Analysts agreed that a decision would not be made by this summer as the State Department had suggested when it issued an environmental review on the pipeline on March 1.

The State Department is nominally in charge of making a final decision on TransCanada Corp's  proposed project, which would help link Alberta's oil sands with refineries and ports along the U.S. Gulf Coast, because the pipeline would cross the national border. But Obama is expected to weigh heavily on the decision.

Another delay in the project, which has been pending for more than four years, would likely anger Canada, whose Prime Minister Stephen Harper is visiting New York next week to push the project at the Council on Foreign Relations.

Other Canadian federal and provincial officials have visited Washington regularly to press the case for the pipeline.

It could also set back TransCanada which last month said delays by Washington would delay completion of the project to the second half of 2015 and push costs for the project above its estimate of $5.3 billion.

A State Department spokeswoman on Thursday said the environmental review has received more than 1 million public comments.

The State Department did not immediately respond to questions about when it plans to finalize its assessment or move to the next stage of determining, with input from several other agencies, whether the pipeline is in the national interest. That stage is expected to take 90 days.
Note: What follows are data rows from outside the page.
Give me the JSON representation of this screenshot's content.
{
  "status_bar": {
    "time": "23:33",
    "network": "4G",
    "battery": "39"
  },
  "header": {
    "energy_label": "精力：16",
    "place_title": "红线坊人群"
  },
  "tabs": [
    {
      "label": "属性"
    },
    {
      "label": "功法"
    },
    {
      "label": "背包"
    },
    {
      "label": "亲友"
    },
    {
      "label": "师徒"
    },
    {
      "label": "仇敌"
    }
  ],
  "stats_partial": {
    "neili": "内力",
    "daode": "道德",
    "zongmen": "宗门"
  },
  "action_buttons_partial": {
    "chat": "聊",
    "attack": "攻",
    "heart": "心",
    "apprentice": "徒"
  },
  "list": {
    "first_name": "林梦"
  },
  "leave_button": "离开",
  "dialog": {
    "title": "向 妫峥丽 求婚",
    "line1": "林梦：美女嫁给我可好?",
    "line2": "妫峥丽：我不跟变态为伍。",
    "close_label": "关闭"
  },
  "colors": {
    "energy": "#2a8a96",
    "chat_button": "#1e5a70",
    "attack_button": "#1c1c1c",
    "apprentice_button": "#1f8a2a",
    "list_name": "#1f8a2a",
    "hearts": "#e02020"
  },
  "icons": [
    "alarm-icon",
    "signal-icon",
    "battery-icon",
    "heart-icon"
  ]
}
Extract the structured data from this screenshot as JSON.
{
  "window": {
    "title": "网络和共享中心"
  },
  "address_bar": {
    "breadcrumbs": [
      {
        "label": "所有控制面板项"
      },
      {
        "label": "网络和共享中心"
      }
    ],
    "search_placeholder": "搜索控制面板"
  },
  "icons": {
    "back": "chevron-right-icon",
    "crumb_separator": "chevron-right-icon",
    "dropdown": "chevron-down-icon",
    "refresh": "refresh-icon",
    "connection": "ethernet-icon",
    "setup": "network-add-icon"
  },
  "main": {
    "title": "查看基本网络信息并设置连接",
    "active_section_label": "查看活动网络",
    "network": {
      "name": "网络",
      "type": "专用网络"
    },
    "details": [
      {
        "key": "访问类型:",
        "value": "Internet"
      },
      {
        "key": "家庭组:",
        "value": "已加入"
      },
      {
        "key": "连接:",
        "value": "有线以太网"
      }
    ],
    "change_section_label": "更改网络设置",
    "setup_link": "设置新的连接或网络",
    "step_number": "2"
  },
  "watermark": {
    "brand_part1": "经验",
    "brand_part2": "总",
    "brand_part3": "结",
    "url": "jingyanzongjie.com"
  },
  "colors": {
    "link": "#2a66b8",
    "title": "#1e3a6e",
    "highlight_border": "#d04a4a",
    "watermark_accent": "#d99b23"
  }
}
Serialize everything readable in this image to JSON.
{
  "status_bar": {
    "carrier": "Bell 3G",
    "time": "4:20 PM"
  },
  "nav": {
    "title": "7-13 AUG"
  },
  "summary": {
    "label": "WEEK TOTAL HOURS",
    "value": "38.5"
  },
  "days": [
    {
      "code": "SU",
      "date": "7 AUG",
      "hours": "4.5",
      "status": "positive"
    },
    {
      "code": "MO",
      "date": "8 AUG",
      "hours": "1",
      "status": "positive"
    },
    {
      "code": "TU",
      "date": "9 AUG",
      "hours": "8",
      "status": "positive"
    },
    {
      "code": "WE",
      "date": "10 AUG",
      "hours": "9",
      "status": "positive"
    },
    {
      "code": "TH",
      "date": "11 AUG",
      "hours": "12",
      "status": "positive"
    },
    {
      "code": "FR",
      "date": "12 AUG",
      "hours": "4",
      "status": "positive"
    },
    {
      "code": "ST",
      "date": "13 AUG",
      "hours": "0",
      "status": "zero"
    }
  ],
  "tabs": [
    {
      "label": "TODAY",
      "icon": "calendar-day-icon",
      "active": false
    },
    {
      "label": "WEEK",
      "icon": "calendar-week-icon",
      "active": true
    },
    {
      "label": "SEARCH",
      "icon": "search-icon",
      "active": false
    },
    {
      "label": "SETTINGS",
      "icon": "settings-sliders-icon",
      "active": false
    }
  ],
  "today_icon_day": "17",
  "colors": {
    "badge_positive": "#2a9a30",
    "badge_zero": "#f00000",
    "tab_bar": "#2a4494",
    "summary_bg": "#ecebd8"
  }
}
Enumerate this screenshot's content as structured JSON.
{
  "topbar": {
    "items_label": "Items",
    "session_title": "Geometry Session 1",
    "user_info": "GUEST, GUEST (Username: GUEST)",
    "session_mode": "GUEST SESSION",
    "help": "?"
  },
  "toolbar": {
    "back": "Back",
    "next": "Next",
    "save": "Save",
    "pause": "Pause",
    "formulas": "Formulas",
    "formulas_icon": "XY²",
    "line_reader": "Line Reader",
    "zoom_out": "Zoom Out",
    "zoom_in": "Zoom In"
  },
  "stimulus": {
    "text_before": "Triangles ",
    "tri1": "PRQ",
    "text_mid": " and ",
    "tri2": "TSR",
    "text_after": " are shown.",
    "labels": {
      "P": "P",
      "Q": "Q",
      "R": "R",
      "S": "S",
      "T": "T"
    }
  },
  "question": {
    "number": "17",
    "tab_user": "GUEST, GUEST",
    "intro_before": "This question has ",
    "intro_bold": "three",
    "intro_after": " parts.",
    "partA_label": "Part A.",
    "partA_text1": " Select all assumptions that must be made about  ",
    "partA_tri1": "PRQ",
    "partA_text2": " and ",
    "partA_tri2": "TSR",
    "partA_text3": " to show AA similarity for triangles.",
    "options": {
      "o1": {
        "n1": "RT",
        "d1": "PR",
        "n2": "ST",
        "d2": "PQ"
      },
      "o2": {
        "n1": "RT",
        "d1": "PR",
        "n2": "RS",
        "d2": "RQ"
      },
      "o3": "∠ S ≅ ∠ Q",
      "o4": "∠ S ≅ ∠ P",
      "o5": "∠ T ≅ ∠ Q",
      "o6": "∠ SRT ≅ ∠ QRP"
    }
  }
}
Federal agencies will also have 15 days to comment on the decision before it is finalized.

A White House spokesman said in an email that he could not offer any guidance on when a decision is expected.

Kevin Book, a policy analyst at ClearView Energy Partners, said August looks less likely for a decision, but September or October still seem reasonable. Obama may want to time an approval of the pipeline to coincide with new Environmental Protection Agency climate rules for coal plants as a way of appeasing environmentalists who oppose Keystone XL, he said.

Getting the timing right could be a challenge as Republicans in the Senate stall the confirmation of Gina McCarthy, Obama's pick to lead the EPA.

BIG REVISIONS NEEDED?

Backers of the pipeline say the project would boost North American energy security and provide thousands of construction jobs. Opponents argue that it would lead to higher releases of greenhouse gases.

Even before that the national interest decision process kicks off, revisions to the environmental assessment may be needed after the EPA last month took issue with several parts of the State Department's review.

The EPA had concerns about the level of emissions from Canada's oil sands, where crude production is carbon-intensive. It also took issue with the State Department's conclusion that the pipeline would have no effect on climate because the oil sands would make it to market whether or not the pipeline was approved. The State Department said much of the oil could be moved by rail, an assumption the EPA questioned.

If the EPA and State Department do not come to an agreement, the decision could be sent to the White House, which could take even more time. A more likely scenario is that the two agencies will work out a solution, but they will most likely take their time to examine every detail to shield the decision from lawsuits.

"If they short-circuit the process it will open up whatever decision they make to legal challenge," said Daniel Weiss, a fellow at the Center for American Progress Action Fund.

Bills are pending in the U.S. House of Representatives and Senate that would give Congress, not the administration, the power to approve the pipeline. Passage in the House seems likely, but prospects in the Democrat-led Senate are uncertain, and the bill would probably meet a presidential veto.